Sorry for the long delay. I finally setup a test environment for this. I used two Windows 2012R2 servers and Winlogbeat 5.0-alpha2. In my testing I found that both message and message_error are being reporting in events when the source application is not installed on the event collector.
The reason is because Winlogbeat attempts to render the event using message files from the local computer and Windows returns an error whose message is "The system cannot find the file specified." Then in an error recovery attempt, it tries to render the event without the message string since it thinks the message file is missing. However during the recovery attempt it is able to fully render the event with its message.
When Winlogbeat recovers from the rendering error it reports both the event and the original error that caused the problem. This normally makes sense because the actual message field is still missing. But in this case it doesn't because the full event with message was rendered by Windows.

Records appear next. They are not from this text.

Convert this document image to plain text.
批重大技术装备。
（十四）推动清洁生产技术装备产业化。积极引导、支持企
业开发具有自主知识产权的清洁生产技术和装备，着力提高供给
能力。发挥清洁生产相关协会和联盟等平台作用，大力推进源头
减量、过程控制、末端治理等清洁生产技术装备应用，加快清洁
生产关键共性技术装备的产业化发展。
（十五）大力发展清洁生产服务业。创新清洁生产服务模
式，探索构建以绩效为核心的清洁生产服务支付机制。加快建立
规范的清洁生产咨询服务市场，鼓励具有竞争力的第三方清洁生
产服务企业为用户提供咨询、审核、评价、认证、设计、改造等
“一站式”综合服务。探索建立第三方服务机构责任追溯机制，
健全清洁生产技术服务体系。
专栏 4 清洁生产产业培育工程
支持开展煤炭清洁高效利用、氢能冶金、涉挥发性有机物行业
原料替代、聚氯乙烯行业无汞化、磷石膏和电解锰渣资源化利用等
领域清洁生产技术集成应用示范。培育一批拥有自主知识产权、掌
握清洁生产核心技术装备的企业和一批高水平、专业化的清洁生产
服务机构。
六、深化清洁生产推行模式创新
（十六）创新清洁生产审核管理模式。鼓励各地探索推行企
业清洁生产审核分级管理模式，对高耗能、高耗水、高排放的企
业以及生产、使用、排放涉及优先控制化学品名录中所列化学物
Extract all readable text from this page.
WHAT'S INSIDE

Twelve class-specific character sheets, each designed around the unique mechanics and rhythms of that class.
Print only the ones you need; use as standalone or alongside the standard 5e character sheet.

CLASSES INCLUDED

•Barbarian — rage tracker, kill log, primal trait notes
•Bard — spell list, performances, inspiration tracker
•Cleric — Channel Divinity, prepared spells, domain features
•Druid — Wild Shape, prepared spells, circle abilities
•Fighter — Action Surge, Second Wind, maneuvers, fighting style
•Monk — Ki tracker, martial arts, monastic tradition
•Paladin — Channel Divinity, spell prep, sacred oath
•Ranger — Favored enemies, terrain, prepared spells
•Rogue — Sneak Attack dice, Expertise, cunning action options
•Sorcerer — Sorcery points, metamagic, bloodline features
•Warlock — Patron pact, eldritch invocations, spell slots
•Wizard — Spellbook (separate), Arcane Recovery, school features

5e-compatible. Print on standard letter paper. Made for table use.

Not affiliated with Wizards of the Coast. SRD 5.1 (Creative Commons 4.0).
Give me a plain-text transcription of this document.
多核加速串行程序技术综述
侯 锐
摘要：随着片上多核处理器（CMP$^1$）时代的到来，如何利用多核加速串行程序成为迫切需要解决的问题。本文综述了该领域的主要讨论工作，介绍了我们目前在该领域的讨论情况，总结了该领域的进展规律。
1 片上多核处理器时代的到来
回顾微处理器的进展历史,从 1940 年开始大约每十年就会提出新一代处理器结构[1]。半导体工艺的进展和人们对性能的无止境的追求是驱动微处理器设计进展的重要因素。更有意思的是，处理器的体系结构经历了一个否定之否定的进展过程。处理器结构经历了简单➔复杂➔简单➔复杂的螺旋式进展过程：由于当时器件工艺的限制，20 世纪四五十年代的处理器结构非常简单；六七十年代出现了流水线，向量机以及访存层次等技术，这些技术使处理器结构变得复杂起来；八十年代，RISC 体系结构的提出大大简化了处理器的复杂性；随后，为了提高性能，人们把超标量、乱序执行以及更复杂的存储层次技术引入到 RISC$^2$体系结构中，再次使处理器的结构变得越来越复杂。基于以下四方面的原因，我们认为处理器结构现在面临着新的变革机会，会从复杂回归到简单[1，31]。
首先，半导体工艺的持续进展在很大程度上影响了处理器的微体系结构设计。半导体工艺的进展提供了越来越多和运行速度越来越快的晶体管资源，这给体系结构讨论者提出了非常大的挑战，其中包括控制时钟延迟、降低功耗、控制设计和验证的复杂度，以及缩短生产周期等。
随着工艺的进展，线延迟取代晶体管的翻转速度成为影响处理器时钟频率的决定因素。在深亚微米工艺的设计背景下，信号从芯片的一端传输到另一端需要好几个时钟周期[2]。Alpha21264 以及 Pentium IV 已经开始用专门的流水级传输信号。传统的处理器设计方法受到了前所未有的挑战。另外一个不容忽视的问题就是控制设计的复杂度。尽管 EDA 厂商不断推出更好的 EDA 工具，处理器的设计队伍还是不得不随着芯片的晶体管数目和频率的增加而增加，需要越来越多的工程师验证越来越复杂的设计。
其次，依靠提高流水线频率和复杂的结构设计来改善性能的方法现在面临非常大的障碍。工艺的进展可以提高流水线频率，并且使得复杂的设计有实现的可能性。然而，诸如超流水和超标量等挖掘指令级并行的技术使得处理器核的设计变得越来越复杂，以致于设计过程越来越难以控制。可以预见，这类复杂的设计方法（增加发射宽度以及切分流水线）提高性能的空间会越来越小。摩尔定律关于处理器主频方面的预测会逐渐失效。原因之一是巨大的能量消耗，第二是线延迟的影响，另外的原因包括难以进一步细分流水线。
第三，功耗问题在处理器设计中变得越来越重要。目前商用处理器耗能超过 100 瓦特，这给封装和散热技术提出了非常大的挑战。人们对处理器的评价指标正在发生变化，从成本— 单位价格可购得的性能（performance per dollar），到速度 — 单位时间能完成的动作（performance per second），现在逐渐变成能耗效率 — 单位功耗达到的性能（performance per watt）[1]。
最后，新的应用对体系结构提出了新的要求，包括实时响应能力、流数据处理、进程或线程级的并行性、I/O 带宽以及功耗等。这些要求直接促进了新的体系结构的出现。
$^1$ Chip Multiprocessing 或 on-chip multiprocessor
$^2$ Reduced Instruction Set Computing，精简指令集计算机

I'll work on addressing this problem of having both message and message_error.
{
"@timestamp": "2016-05-19T19:06:19.000Z",
"beat": {
"hostname": "WIN-0660TQ4U6V4",
"name": "winlogbeat-001"
},
"computer_name": "wrks-001.elastic.co",
"event_data": {
"param1": "in24.inetnebr.com - - [01/Aug/1995:00:00:01 -0400] \"GET /shuttle/missions/sts-68/news/sts-68-mcc-05.txt HTTP/1.0\" 200 1839"
},
"event_id": 512,
"keywords": [
"Classic"
],
"level": "Information",
"log_name": "Application",
"message": "in24.inetnebr.com - - [01/Aug/1995:00:00:01 -0400] \"GET /shuttle/missions/sts-68/news/sts-68-mcc-05.txt HTTP/1.0\" 200 1839",
"message_error": "The system cannot find the file specified.",
"opcode": "Info",
"record_number": "7609",
"source_name": "DummyCustomApp",
"tags": [
"ec2"
],
"type": "wineventlog",
"xml": "<Event xmlns="http://schemas.microsoft.com/win/2004/08/events/event">
<System>
<Provider Name="DummyCustomApp"/>
<EventID Qualifiers="0">512</EventID>
<Level>4</Level>
<Task>0</Task>
<Keywords>0x80000000000000</Keywords>
<TimeCreated SystemTime="2016-05-19T19:06:19.000000000Z"/>
<EventRecordID>7609</EventRecordID>
<Channel>Application</Channel>
<Computer>wrks-001.elastic.co</Computer>
<Security/>
</System>
<EventData>
<Data>in24.inetnebr.com - - [01/Aug/1995:00:00:01 -0400] \"GET /shuttle/missions/sts-68/news/sts-68-mcc-05.txt HTTP/1.0\" 200 1839</Data>
</EventData>
<RenderingInfo Culture="en-US">
<Message>in24.inetnebr.com - - [01/Aug/1995:00:00:01 -0400] \"GET /shuttle/missions/sts-68/news/sts-68-mcc-05.txt HTTP/1.0\" 200 1839</Message>
<Level>Information</Level>
<Task/>
<Opcode>Info</Opcode>
<Channel/>
<Provider/>
<Keywords>
<Keyword>Classic</Keyword>
</Keywords>
</RenderingInfo>
</Event>"
}
(The XML is included because I configured Winlogbeat to include the raw XML received from Windows for debugging purposes using the include_xml: true setting.)